Le théâtre Denise-Pelletier frappe fort ces jours-ci avec son adaptation de Frankenstein. Le roman de science-fiction de Mary Shelley adapté récemment par Nick Dear a triomphé il y a deux ans au National Theatre de Londres. C'est cette adaptation, traduite par Maryse Warda et mise en scène par Jean Leclerc, que l'on peut voir.

La pièce s'ouvre sur la naissance de la Créature du Dr Victor Frankenstein, qui balbutie ses premiers mots et fait ses premiers pas dans une sorte de danse macabre. Magistrale interprétation d'Étienne Pilon, qui joue le rôle de la bête et du Dr Frankenstein en alternance avec Christian Michaud. Du début à la fin, le comédien joue de finesse la transformation qui s'opère en lui au contact des humains.

Formidable métaphore de la création, où un scientifique orgueilleux se substitue littéralement à Dieu en créant un homme à son image. Dans le cas qui nous intéresse, c'est-à-dire capable de mentir, de haïr et de tuer! Abandonnée dès la naissance par son créateur, la Créature hideuse sera battue et chassée de sa ville avant de se réfugier dans une forêt lointaine.

C'est là qu'elle se liera avec un vieil homme aveugle (très bon Pierre Colin), qui l'initie à la parole, à la musique et à l'amitié. C'est à son contact qu'il évaluera la possibilité d'être bon et d'aimer. Mais après avoir été rejetée par la famille du vieil homme, la Créature se vengera et s'en ira retrouver son bon Dr Frankenstein avec les pires intentions. Et une requête: lui créer une femme.

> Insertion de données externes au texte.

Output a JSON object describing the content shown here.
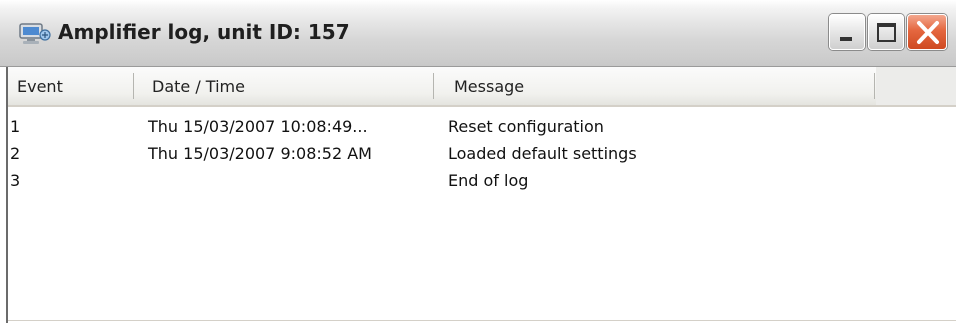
{
  "window": {
    "title": "Amplifier log, unit ID: 157",
    "icon": "amplifier-app-icon",
    "controls": {
      "minimize": "minimize-icon",
      "maximize": "maximize-icon",
      "close": "close-icon",
      "close_color": "#d9532c"
    }
  },
  "table": {
    "columns": [
      "Event",
      "Date / Time",
      "Message"
    ],
    "rows": [
      {
        "event": "1",
        "datetime": "Thu 15/03/2007 10:08:49...",
        "message": "Reset configuration"
      },
      {
        "event": "2",
        "datetime": "Thu 15/03/2007 9:08:52 AM",
        "message": "Loaded default settings"
      },
      {
        "event": "3",
        "datetime": "",
        "message": "End of log"
      }
    ]
  }
}
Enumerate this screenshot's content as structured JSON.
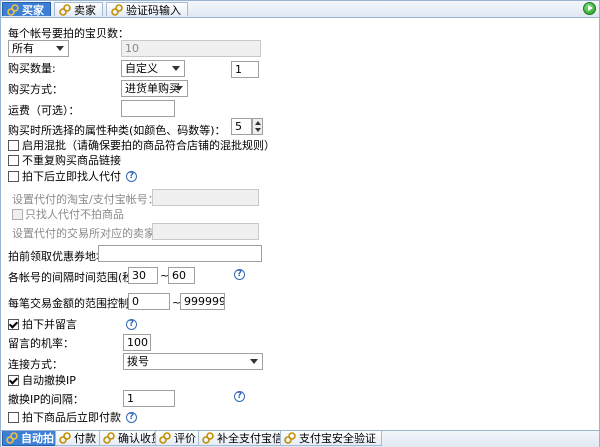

«Je ne veux pas vivre seul, toute créature a son semblable» plaide-t-il. S'engage alors une lutte entre la Créature et son créateur, qui ne semble pas se soucier des conséquences de ses travaux en électrochimie... Impossible de ne pas aussi y voir une réflexion sur le bien et le mal, dominée par la vision du philosophe Jean-Jacques Rousseau, qui estimait qu'on naissait bon et que la société nous corrompait.

La pièce est longuette et le décor, parfois encombrant. Mais Jean Leclerc a réussi à créer de très beaux tableaux avec la complicité du scénographe Michel Gauthier pour narrer cette histoire de science-fiction qui soulève un tas de questions fascinantes. Sur notre désir d'éternité, entre autres, mais aussi sur l'acceptation de la différence. Du très bon théâtre défendu par un beau groupe d'acteurs qui a réussi à capter le public jusqu'à la fin, lorsque le créateur se trouve dominé par sa Créature.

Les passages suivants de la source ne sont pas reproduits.